So been digging into the code and started implementing things with the stm8.
It probably mostly depends on whether the hardware can manage all of the CIC timing without the CPU involvement, and the CPU "just" needs to calculate the next bit and next time.
Assuming my analysis of segher's disassembly holds true, my idea of simply outputting the next bit anytime during the 79usec between bit exchanges removes the CPU from time sensitive involvement.
I've found this plan to output data early won't work. Even though in segher's disassembly, the lock only verifies the Key's Data output once every 79usec, my console is checking it twice. I've shifted the key's output around to determine the thresholds. The Lock appears to check that the Key's data out is low 6cyc/usec prior to setting it's output (Lock Data in). This agrees with the tengen disassembly where data input is checked low 5/6cyc before setting Data out; if data in is high it dies/panics.
Segher doesn't seem to mention which of the two NTSC CIC's his disassembly is for perhaps it's a 6113, and the one in my console is probably a 3193. I haven't bothered to take a screwdriver to my console to confirm. One of the few posts
that kevtris didn't delete from the RE thread reports that the only combo of 6113/3193 as lock/key that doesn't work is when 6113 is used as the lock, and the 3193 is used as the key. Perhaps this extra Data input check requiring data to be low has something do to with it.
Beyond that, since segher's disassembly is now fairly safe to assumed to not be the code running on my consoles; that may explain why I don't see the Lock setting Data out for ~9cyc immediately after reset as shown in segher's disassembly.
I was able to determine that there is a roughly 6.7usec window of when the key must transition from low to high when outputting a logic 1. Using the rising edge of Lock Dout as a reference:
-Key Dout must be low 4.9usec beforehand.
-Key Dout must be high 1.8usec afterwards for a logic 1 bit transfer.
-After the transfer, the key is able to leave it's output high all the way up until ~5.5usec before the next bit transfer.

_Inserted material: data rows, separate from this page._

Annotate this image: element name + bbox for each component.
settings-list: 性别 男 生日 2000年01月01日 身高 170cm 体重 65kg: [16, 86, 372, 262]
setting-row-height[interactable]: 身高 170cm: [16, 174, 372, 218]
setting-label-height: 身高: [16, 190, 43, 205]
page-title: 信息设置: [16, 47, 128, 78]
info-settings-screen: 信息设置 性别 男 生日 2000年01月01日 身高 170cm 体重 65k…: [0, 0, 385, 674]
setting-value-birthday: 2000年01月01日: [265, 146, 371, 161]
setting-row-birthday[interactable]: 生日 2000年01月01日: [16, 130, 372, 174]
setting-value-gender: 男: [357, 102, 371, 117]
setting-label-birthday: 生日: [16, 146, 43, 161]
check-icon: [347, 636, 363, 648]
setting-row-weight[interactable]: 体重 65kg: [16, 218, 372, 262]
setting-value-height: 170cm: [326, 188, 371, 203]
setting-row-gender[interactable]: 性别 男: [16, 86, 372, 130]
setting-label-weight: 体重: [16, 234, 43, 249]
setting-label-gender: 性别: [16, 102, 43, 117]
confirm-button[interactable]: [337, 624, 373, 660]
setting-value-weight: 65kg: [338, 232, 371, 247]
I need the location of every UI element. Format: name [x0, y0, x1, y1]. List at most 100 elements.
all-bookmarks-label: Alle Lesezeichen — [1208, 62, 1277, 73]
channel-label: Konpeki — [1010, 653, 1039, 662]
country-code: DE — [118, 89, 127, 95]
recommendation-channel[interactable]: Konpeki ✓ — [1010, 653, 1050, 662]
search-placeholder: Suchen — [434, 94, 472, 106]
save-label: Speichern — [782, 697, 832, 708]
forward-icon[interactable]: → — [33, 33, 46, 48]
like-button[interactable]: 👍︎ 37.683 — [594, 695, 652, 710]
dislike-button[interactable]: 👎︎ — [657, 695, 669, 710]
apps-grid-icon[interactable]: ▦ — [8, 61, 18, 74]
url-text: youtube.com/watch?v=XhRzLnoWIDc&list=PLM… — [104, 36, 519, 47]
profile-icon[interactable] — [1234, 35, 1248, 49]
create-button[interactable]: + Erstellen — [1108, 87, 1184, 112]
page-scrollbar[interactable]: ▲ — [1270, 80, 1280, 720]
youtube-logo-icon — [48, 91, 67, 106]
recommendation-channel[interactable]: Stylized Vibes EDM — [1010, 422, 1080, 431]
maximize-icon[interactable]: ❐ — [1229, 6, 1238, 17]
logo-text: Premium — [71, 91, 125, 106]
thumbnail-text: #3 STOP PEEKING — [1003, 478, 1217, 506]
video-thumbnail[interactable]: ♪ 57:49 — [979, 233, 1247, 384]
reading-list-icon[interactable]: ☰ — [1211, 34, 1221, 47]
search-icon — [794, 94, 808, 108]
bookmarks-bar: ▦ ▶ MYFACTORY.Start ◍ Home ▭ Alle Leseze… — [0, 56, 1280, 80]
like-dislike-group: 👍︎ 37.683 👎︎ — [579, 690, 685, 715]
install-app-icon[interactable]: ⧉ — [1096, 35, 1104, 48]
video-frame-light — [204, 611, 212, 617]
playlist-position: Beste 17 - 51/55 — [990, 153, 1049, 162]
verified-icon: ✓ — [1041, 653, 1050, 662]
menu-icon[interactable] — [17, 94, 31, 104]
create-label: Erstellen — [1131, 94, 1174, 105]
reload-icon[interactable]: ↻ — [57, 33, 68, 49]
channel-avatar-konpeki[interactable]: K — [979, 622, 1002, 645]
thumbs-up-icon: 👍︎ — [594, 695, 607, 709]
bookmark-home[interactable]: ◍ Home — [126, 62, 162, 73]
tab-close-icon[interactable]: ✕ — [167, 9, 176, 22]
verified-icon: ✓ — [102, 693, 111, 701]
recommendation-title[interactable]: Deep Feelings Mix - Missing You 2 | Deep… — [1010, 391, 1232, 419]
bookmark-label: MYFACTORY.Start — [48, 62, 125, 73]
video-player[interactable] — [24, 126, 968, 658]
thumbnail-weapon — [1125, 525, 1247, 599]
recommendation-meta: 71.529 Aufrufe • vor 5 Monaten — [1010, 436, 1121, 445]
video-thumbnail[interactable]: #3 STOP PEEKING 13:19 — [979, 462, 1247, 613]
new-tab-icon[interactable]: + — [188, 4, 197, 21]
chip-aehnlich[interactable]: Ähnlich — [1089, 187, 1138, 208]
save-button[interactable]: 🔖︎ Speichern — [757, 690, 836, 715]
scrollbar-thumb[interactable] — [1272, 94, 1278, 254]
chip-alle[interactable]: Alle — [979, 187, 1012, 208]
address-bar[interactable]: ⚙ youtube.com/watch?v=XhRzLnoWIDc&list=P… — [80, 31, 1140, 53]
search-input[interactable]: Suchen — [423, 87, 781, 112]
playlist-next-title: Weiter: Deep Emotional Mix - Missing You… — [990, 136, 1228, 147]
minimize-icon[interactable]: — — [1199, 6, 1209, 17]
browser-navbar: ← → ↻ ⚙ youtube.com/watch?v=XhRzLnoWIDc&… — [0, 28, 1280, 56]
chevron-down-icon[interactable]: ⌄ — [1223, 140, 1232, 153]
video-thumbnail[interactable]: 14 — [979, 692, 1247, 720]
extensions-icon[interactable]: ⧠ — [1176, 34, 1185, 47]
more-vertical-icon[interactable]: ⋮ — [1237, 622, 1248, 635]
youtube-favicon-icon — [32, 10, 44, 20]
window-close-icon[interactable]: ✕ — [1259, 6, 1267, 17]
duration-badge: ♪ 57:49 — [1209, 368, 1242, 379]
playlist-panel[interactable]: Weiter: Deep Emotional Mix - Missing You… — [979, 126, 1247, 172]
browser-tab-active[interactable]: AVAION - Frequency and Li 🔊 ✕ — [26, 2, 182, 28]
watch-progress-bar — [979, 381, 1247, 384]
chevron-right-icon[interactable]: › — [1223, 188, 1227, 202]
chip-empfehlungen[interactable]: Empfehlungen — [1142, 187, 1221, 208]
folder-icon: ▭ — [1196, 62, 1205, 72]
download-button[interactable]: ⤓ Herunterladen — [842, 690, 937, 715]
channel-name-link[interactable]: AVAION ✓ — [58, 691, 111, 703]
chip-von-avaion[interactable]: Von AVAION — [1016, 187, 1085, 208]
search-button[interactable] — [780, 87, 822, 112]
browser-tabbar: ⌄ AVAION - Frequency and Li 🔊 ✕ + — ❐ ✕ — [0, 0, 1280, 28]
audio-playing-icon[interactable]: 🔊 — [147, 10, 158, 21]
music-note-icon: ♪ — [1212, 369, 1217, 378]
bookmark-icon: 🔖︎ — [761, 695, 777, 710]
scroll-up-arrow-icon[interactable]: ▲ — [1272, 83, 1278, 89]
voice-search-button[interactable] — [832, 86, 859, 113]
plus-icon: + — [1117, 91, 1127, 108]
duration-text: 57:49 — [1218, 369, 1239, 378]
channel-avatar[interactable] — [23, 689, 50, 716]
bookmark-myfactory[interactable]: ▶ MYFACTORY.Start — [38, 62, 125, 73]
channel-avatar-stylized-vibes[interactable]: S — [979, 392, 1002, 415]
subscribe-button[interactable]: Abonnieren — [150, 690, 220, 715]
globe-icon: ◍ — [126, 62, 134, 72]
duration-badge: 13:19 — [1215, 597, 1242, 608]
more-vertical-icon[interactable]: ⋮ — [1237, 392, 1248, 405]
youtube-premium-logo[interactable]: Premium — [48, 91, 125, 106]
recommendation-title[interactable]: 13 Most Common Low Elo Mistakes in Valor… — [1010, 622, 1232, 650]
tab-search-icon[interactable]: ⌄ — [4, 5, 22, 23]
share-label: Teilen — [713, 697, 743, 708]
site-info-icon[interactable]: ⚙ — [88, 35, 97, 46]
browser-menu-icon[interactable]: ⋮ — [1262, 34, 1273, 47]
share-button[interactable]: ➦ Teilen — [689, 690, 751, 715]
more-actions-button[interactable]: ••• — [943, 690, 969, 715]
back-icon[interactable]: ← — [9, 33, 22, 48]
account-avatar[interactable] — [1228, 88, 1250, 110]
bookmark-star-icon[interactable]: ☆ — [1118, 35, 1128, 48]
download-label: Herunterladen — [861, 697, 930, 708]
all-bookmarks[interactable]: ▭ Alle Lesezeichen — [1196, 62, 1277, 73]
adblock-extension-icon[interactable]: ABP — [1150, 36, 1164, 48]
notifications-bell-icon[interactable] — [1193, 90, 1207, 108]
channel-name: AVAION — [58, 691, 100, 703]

So that's not necessarily terrible news, as a 6.7usec time allowance equates to 26 mcu cycles when running at 4Mhz, and 107 cycles when running at 16Mhz. So there's some hope for servicing the CIC LOCK, and NES CPU both during a single 6usec window of time esp when running at higher frequencies.
While working on my stm8 implementation, I realized there is a rather vital feature that is necessary from a mcu being dual tasked by the CIC and NES CPU. It's a feature that's not available on most AVR's, I'm not sure about PICs as I'm not as familiar with them. If the CIC 4Mhz clock is to be used as a source for the mcu core, the mcu needs to have the ability to switch to it's internal oscillator in application. Because one can't count on there always being a 4Mhz cic clock on toploader and clone consoles. On most AVR's the clock is selected via fuse bits which can't be modified by the application code (an external programmer is needed). So in that situation you'd have no choice but to only run the mcu core off the internal oscillator to keep NES CPU services functional. Perhaps one method around this would be to use the 4Mhz CIC clock to feed a counter input instead.
The stm8 is rather flexible with it's clock source selection and will even switch itself back to the internal oscillator if the external clock source is to fail. It always starts up on the internal osc, and all clock selection modes are available to be programmed in application.
One thing I'm finding to be a bit of an annoyance with the stm8 is cycle counting the instructions with it's 3 stage pipeline isn't very straight forward. Extra cycles get added beyond the execution cycle count when the instruction prefetch buffer needs to be flushed, etc. It also seems alignment of my instructions also has an effect presumably due to the 32Byte prefetch buffer size. I've found the most practical means to ensure proper cycle counting is to verify my 'estimates' with actual measurements with the logic analzer. Then tweak as necessary and ensure that all conditional variances are verified as well before moving on to next operation. So that's a bit annoying but seems to be stable thus far after lots of tweaking and verification.
So far I've captured the stream ID, and output the first 15 transfer bits successfully. Now the challenge of properly timing the mangle calculation. If the cycle counting gets to be too much of a headache I might just switch over to running only on the internal 16Mhz oscillator and using timer counters and interrupts to handle all the timing as I envisioned for a dual tasked version. Shouldn't be too hard to correct for drift by sampling the Lock's output once per transaction.